Raipur: The road that promises to pull Chhattisgarh's Raipur-Jashpur districts closer to Jharkhand's coal-steel belt has begun taking shape on the ground. NHAI has started construction on the 3,147 crore Pathalgaon-Kunkuri to Chhattisgarh-Jharkhand border stretch of NH-43, a key part of the 627 km Raipur-Dhanbad economic corridor. Nearly 384km of this corridor passes through Chhattisgarh, making the state central to the project's success.
The 104.25km Pathalgaon-Jharkhand border section is being seen as one of the most crucial links in the corridor. Once completed, it is expected to strengthen road connectivity between Raipur, Bilaspur, Raigarh and Korba on one side, and Dhanbad, Ranchi and Jamshedpur on the other — easing movement of coal, steel and other commercial traffic.

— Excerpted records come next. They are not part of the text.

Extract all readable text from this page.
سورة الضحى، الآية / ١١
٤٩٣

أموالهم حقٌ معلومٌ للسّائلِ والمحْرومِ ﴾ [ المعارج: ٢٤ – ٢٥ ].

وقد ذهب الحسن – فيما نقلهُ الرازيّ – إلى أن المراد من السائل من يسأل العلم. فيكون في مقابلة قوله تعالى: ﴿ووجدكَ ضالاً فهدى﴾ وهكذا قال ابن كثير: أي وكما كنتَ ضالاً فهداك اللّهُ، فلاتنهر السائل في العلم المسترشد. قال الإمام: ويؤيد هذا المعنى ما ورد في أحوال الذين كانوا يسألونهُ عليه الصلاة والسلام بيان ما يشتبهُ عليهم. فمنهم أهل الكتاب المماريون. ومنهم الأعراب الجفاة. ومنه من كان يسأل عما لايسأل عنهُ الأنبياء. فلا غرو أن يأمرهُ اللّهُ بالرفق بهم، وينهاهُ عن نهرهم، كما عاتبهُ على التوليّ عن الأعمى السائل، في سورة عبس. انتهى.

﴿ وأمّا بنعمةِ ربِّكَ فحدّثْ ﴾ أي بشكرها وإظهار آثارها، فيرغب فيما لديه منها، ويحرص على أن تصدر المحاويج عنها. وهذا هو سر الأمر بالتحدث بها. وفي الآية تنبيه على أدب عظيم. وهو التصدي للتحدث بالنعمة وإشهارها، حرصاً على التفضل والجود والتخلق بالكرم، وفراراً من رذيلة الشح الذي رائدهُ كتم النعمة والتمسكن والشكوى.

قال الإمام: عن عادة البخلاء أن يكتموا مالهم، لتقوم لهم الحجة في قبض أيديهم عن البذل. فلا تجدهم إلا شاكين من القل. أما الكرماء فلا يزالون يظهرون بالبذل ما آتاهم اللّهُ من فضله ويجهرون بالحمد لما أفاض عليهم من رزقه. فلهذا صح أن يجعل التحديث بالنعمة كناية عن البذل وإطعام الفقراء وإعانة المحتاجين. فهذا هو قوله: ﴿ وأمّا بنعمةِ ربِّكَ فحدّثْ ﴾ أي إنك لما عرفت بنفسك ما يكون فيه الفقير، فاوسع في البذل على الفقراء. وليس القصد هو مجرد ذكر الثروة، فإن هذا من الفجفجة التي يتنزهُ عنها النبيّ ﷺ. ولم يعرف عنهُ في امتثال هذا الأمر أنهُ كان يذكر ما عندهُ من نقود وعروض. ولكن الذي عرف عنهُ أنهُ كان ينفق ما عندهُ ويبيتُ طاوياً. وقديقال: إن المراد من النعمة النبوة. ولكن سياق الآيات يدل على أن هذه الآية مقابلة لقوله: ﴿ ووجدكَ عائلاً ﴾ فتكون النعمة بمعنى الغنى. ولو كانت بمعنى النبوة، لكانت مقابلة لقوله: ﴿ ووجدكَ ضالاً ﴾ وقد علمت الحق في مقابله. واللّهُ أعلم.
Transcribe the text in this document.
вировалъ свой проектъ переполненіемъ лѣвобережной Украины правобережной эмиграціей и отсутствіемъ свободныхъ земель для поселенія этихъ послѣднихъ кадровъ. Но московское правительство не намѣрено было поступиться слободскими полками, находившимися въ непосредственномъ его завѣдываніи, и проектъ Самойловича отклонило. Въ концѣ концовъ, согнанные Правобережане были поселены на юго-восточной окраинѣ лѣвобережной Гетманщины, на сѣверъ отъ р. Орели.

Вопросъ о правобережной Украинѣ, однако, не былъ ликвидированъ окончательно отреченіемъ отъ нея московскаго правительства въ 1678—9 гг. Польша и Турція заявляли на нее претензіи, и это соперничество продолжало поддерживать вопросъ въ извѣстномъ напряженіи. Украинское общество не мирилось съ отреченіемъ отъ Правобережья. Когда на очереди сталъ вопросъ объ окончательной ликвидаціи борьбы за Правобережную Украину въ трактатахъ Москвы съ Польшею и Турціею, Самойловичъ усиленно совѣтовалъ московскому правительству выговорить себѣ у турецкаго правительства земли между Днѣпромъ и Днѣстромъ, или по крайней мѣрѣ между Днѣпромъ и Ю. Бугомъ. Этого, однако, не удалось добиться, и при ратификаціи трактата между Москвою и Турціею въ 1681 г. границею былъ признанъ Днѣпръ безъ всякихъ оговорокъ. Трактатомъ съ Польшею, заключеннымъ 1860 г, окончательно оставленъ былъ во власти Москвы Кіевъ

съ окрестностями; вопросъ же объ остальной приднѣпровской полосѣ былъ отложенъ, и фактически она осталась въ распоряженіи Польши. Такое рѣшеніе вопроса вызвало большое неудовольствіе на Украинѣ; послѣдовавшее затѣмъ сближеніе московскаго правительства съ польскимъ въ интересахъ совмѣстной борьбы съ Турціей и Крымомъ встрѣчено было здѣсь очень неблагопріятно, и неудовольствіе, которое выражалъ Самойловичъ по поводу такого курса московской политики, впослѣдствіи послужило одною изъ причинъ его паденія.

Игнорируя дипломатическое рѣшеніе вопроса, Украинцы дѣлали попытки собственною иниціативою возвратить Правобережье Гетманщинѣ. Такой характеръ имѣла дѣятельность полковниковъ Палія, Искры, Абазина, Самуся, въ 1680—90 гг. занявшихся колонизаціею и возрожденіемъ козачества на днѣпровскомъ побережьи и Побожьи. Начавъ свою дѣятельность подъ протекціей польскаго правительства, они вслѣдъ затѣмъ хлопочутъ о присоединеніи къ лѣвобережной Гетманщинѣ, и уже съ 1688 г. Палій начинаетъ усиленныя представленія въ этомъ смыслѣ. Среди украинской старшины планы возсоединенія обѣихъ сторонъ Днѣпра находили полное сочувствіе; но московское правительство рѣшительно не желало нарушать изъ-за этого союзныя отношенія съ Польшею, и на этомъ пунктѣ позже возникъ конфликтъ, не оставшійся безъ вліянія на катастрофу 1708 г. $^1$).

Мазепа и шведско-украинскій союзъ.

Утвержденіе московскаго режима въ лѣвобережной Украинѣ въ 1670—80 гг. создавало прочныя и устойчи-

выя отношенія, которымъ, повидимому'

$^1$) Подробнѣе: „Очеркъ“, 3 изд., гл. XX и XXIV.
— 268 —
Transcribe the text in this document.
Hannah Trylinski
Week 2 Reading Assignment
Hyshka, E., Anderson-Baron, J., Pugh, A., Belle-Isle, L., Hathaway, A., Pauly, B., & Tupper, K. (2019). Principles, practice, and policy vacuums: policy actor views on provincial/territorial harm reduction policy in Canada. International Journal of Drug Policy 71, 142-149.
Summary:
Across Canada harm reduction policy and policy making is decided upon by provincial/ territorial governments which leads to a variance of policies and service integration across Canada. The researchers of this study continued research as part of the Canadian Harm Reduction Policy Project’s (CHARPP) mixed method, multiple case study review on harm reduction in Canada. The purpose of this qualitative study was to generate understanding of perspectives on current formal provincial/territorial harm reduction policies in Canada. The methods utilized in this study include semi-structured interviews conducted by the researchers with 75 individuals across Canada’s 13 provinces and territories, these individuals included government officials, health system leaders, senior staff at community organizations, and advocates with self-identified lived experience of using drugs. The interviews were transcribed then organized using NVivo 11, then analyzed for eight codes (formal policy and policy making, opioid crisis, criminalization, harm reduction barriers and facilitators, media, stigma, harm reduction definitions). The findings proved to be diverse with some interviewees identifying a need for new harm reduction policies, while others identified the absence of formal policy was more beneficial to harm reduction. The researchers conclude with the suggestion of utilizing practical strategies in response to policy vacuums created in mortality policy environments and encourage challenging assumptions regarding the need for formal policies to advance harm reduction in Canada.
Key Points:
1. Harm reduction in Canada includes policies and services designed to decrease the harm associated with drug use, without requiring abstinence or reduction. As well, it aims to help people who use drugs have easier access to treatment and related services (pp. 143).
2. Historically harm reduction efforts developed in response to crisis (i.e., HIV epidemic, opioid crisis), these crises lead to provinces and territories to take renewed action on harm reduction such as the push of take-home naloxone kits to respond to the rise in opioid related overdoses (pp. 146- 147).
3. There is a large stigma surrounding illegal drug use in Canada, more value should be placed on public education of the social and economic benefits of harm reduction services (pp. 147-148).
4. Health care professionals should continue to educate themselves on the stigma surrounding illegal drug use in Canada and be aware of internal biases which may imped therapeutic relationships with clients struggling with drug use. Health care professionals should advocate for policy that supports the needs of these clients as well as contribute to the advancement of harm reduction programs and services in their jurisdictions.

NHAI officials said the project is being built not merely as a highway, but as a safer, faster transport spine. Along the route, 382 structures are planned, including seven major bridges, 30 minor bridges, six flyovers and one elevated viaduct. The design also includes underpasses for vehicles, light traffic, cattle, pedestrians and wildlife, besides 278 box culverts.
To minimise disruption to local life and ecology, planners have also incorporated multiple underpasses — for vehicles, light traffic, pedestrians and even cattle movement — alongside hundreds of box culverts.
DD Parlawar, project director of NHAI's Korba project unit, described the stretch as the "backbone" of the Raipur-Dhanbad corridor, saying it would give fresh momentum to inter-state trade and logistics between Chhattisgarh and Jharkhand.
For Jashpur, the project could be transformative. Towns such as Pathalgaon, Kansabel, Kunkuri, Duldula and Jashpur will be linked into a stronger transport network, cutting travel time, saving fuel and reducing logistics costs.
Officials say the corridor is also expected to open up employment and business opportunities for local communities by improving movement of goods, minerals and passenger traffic.
However, the project also carries a larger subtext — of infrastructure pushing deeper into regions once marked by limited connectivity. If timelines hold, the highway could become one of the defining development spines linking central India to the mineral-rich east, officials said.